昨年10月詩人・仏文学者の入沢康夫氏が亡くなった。宮沢賢治やネルヴァルの研究、詩集『ランゲルハンス氏の島』『わが出雲・わが鎮魂』などで知られる。1980年代に現代詩の世界に足を踏み入れた私は、「詩は表現ではない」「作者と発話者は別だ」という主張を、当時流行したポストモダンに与するものと捉え、現実に向き合う詩を否定しているといつしか思い込んでいたらしい。

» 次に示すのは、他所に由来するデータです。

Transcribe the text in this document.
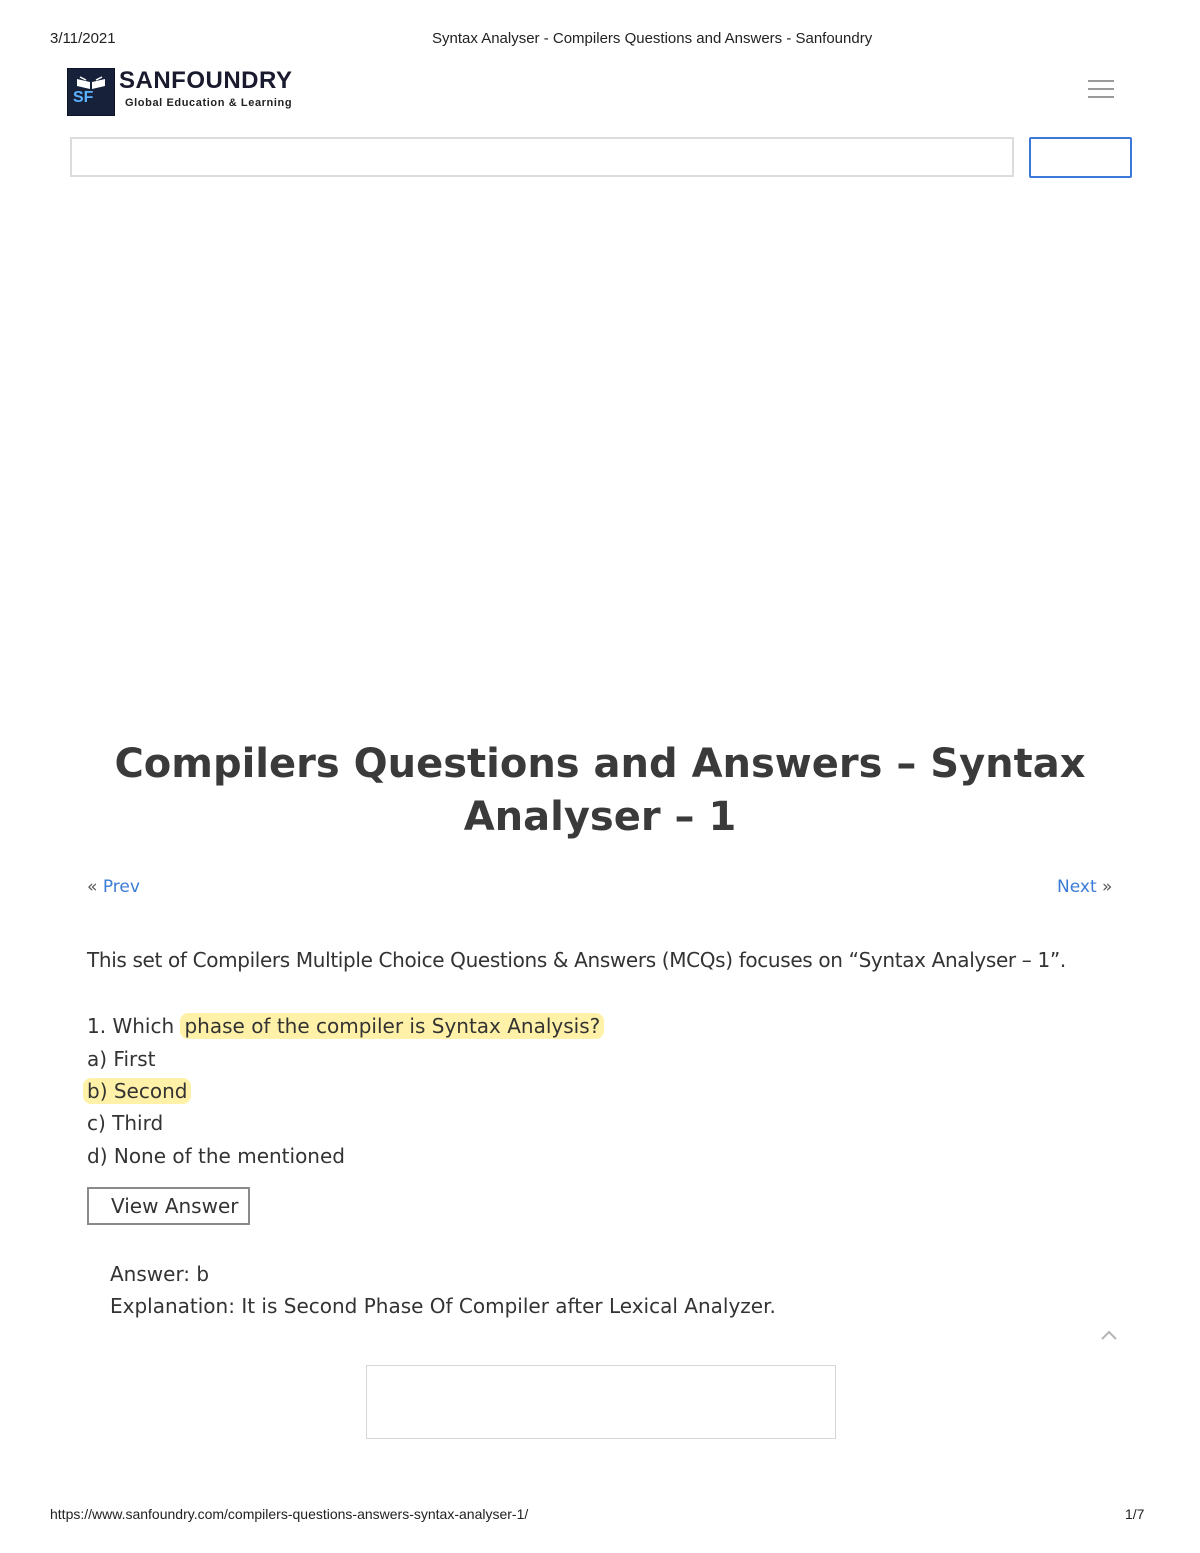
3/11/2021	Syntax Analyser - Compilers Questions and Answers - Sanfoundry
SF
SANFOUNDRY
Global Education & Learning
Compilers Questions and Answers – Syntax Analyser – 1
« Prev	Next »
This set of Compilers Multiple Choice Questions & Answers (MCQs) focuses on “Syntax Analyser – 1”.
1. Which phase of the compiler is Syntax Analysis?
a) First
b) Second
c) Third
d) None of the mentioned
View Answer
Answer: b
Explanation: It is Second Phase Of Compiler after Lexical Analyzer.
https://www.sanfoundry.com/compilers-questions-answers-syntax-analyser-1/	1/7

代表的な詩論集『詩の構造についての覚え書』(思潮社)を再読した。ハッとしたのは、初版の刊行が1968年、つまりいわゆる政治の季節の最中であること。じっくり読み進めると、件の主張の背景にある文脈が見えて来た。かいつまめばこうだ。詩が作者の純粋な表現だとして構造や関係を省みないことが、詩をゆきづまらせている。詩の諸要素の関係を解明し構造をダイナミックなものに鍛え直し、詩を「感受性の新しい容れ物」にして現実と対峙すべきだ―。
注目したのは以下の内容の箇所だ。構造=「つくりもの」でない詩はない。だが「つくりもの」という観念は「うさんくさい」。なぜなら権力者が「自らの秩序を、それ自体が一つのつくられた秩序であるくせに、自然の秩序の名の下にそれを隠蔽しつつ、広く及ぼし、そしてこれに対立する秩序を構想することを「つくりもの」として人々によって排斥されるようにしむけて来た」から。それに対し詩は、自身の「つくりもの性」を自覚しその可能性を追求することで、支配者の意図をあばきうる。詩の反逆性としての自由と倫理を突きつけうるのだ―。
『現代詩手帖』2月号も特集を組む。すぐれた詩人の営為を忘れず、その真意に今こそ耳を傾けたい。